Avrupa Birliği ve Türkiye
Zaman, durmaksızın akıyor. İhtiyarlamayı başaramayan Avrupa, hızla yaşlanıyor. Sadece fiziki olarak değil, ruhen de yaşlanıyorlar. (İhtiyar heyetinin, yaşlılar heyeti olmadığını...
Zaman, durmaksızın akıyor. İhtiyarlamayı başaramayan Avrupa, hızla yaşlanıyor.

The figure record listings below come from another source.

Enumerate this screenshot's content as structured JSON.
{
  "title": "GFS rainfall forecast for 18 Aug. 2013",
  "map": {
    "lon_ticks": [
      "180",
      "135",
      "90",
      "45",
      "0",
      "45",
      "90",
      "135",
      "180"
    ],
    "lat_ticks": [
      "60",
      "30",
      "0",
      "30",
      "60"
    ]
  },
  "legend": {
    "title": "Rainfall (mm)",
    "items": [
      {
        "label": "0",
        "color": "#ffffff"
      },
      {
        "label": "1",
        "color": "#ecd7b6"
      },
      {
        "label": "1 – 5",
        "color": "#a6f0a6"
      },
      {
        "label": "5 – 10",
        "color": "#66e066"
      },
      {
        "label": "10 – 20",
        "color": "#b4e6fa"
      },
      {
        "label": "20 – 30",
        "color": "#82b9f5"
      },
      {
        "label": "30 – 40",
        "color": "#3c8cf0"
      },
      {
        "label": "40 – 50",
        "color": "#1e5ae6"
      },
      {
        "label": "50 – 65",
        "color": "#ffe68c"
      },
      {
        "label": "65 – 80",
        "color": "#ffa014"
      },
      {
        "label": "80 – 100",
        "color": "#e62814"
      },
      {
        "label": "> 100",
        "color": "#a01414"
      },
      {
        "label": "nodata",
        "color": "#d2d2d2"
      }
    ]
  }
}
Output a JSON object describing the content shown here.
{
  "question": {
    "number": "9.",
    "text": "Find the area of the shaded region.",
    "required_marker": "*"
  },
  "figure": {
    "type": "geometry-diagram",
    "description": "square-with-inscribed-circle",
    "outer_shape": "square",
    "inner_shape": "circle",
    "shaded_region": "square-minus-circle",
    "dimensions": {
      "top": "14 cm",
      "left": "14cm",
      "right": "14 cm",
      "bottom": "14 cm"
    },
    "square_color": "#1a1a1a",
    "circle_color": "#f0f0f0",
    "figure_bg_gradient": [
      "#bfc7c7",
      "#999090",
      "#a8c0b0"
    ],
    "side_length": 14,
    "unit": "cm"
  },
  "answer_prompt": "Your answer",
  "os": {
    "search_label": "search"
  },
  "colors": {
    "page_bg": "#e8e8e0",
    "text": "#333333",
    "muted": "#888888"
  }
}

Sadece fiziki olarak değil, ruhen de yaşlanıyorlar.
(İhtiyar heyetinin, yaşlılar heyeti olmadığını, doğru ile yanlışa karar veren heyet olduğunu bilenler, sanırım ne söylediğimizi anlamışlardır.)

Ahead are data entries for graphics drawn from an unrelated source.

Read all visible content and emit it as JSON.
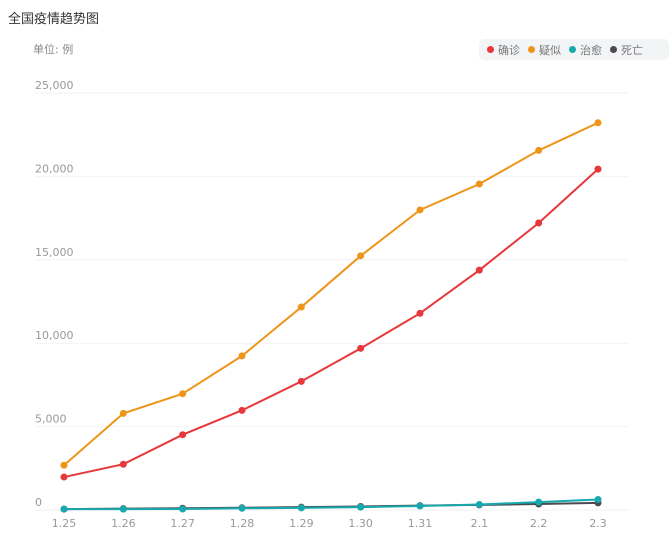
{
  "title": "全国疫情趋势图",
  "unit": "单位: 例",
  "chart_data": {
    "type": "line",
    "categories": [
      "1.25",
      "1.26",
      "1.27",
      "1.28",
      "1.29",
      "1.30",
      "1.31",
      "2.1",
      "2.2",
      "2.3"
    ],
    "ylim": [
      0,
      25000
    ],
    "yticks": [
      0,
      5000,
      10000,
      15000,
      20000,
      25000
    ],
    "ytick_labels": [
      "0",
      "5,000",
      "10,000",
      "15,000",
      "20,000",
      "25,000"
    ],
    "grid": true,
    "legend": "top-right",
    "series": [
      {
        "name": "确诊",
        "color": "#e8373a",
        "values": [
          1975,
          2744,
          4515,
          5974,
          7711,
          9692,
          11791,
          14380,
          17205,
          20438
        ]
      },
      {
        "name": "疑似",
        "color": "#ee9519",
        "values": [
          2684,
          5794,
          6973,
          9239,
          12167,
          15238,
          17988,
          19544,
          21558,
          23214
        ]
      },
      {
        "name": "治愈",
        "color": "#17a9ae",
        "values": [
          49,
          51,
          60,
          103,
          124,
          171,
          243,
          328,
          475,
          632
        ]
      },
      {
        "name": "死亡",
        "color": "#4a4a50",
        "values": [
          56,
          80,
          106,
          132,
          170,
          213,
          259,
          304,
          361,
          425
        ]
      }
    ]
  }
}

Her geçen gün biraz daha dirayetini kaybeden Avrupa, tam bir huzur evini andırıyor.
Hakikati görmezden gelen her fani gibi Avrupa’nın da, yaşlandıkça korkuları artıyor. Londra, Paris, Viyana ve Amsterdam ‘yok olmaktan’ korkuyor.

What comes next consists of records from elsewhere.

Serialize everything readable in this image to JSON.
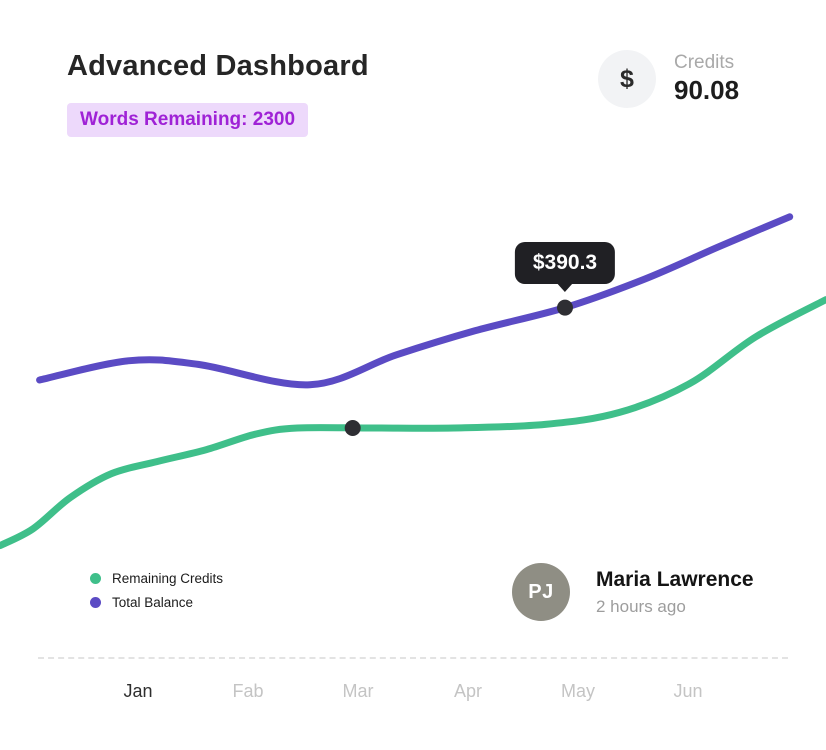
{
  "header": {
    "title": "Advanced Dashboard",
    "badge": "Words Remaining: 2300",
    "credits": {
      "icon": "$",
      "label": "Credits",
      "value": "90.08"
    }
  },
  "user": {
    "avatar_initials": "PJ",
    "name": "Maria Lawrence",
    "time": "2 hours ago"
  },
  "colors": {
    "remaining_credits_line": "#3fbf8a",
    "total_balance_line": "#5b4bc4",
    "marker_dot": "#2e2e33",
    "tooltip_bg": "#202024",
    "badge_bg": "#edd9fb",
    "badge_text": "#9f22d6"
  },
  "chart_data": {
    "type": "line",
    "title": "",
    "xlabel": "",
    "ylabel": "",
    "x_axis_labels": [
      "Jan",
      "Fab",
      "Mar",
      "Apr",
      "May",
      "Jun"
    ],
    "active_month": "Jan",
    "ylim": [
      180,
      480
    ],
    "grid": false,
    "legend_position": "bottom-left",
    "series": [
      {
        "name": "Remaining Credits",
        "color": "#3fbf8a",
        "points": [
          [
            0.0,
            192
          ],
          [
            0.04,
            206
          ],
          [
            0.085,
            232
          ],
          [
            0.135,
            252
          ],
          [
            0.19,
            262
          ],
          [
            0.25,
            272
          ],
          [
            0.31,
            285
          ],
          [
            0.36,
            290
          ],
          [
            0.45,
            290
          ],
          [
            0.55,
            290
          ],
          [
            0.66,
            293
          ],
          [
            0.75,
            303
          ],
          [
            0.835,
            327
          ],
          [
            0.915,
            366
          ],
          [
            1.0,
            397
          ]
        ],
        "marker": {
          "x": 0.427,
          "value": 290
        }
      },
      {
        "name": "Total Balance",
        "color": "#5b4bc4",
        "points": [
          [
            0.048,
            330
          ],
          [
            0.155,
            346
          ],
          [
            0.24,
            343
          ],
          [
            0.375,
            326
          ],
          [
            0.48,
            351
          ],
          [
            0.575,
            371
          ],
          [
            0.684,
            390.3
          ],
          [
            0.78,
            414
          ],
          [
            0.87,
            441
          ],
          [
            0.956,
            466
          ]
        ],
        "marker": {
          "x": 0.684,
          "value": 390.3
        },
        "tooltip": "$390.3"
      }
    ]
  }
}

Avrupa’nın bu yok olma korkusunun merkezinde, ‘Türk’ ve ‘Türkiye’ var. Yani, İslam!
İtalya eski Dışişleri Bakanı Emma Bonino’nun birkaç yıl önceki “Türkiye konusunda Avrupalıları bu kadar sinirli kılan, Türkiye’nin büyük Müslüman nüfusudur” cümlesi bu korkunun açık bir ifadesi.
Avrupa’nın Türkiye korkusu, hiç de yeni değil. Bavyeralı şair Tannhauser, 1228-29 yıllarında, Haçlı Seferi Şarkısı’nda Türkiye korkusunu şu şekilde dile getiriyordu: “Sert esiyor rüzgârlar / Yüzüme karşı barbarlıktan / Sert ve can yakıcı esiyorlar / Türkiye tarafından...” [Bozkurt Güvenç, Türk Kimliği, Remzi Kitapevi, Sayfa 22]
16’ncı Benedikt’in, Haziran 2005’de dile getirdiği, “Avrupa kimliğini, sadece aynı aydınlanmacı kültürün içerik ve normları belirleyebilir. Bu kriterleri kendi kriterleri haline getiren her ülke Avrupa’ya ait olabilir” ve”Türkiye’nin ait olduğu yer, Hıristiyan köklere sahip olmayan, İslam kültüründen etkilenmiş bir ülkedir” sözlerini de hatırlayalım.
Tüm bunların üzerine Almanya Başbakanı Angela Merkel’in, AB’nin 50’nci kuruluş yılı törenindeki, “Kökenimizin Hıristiyanlığa ve Yahudiliğe dayandığı şüphe götürmez” vurgusunu da ilave edelim.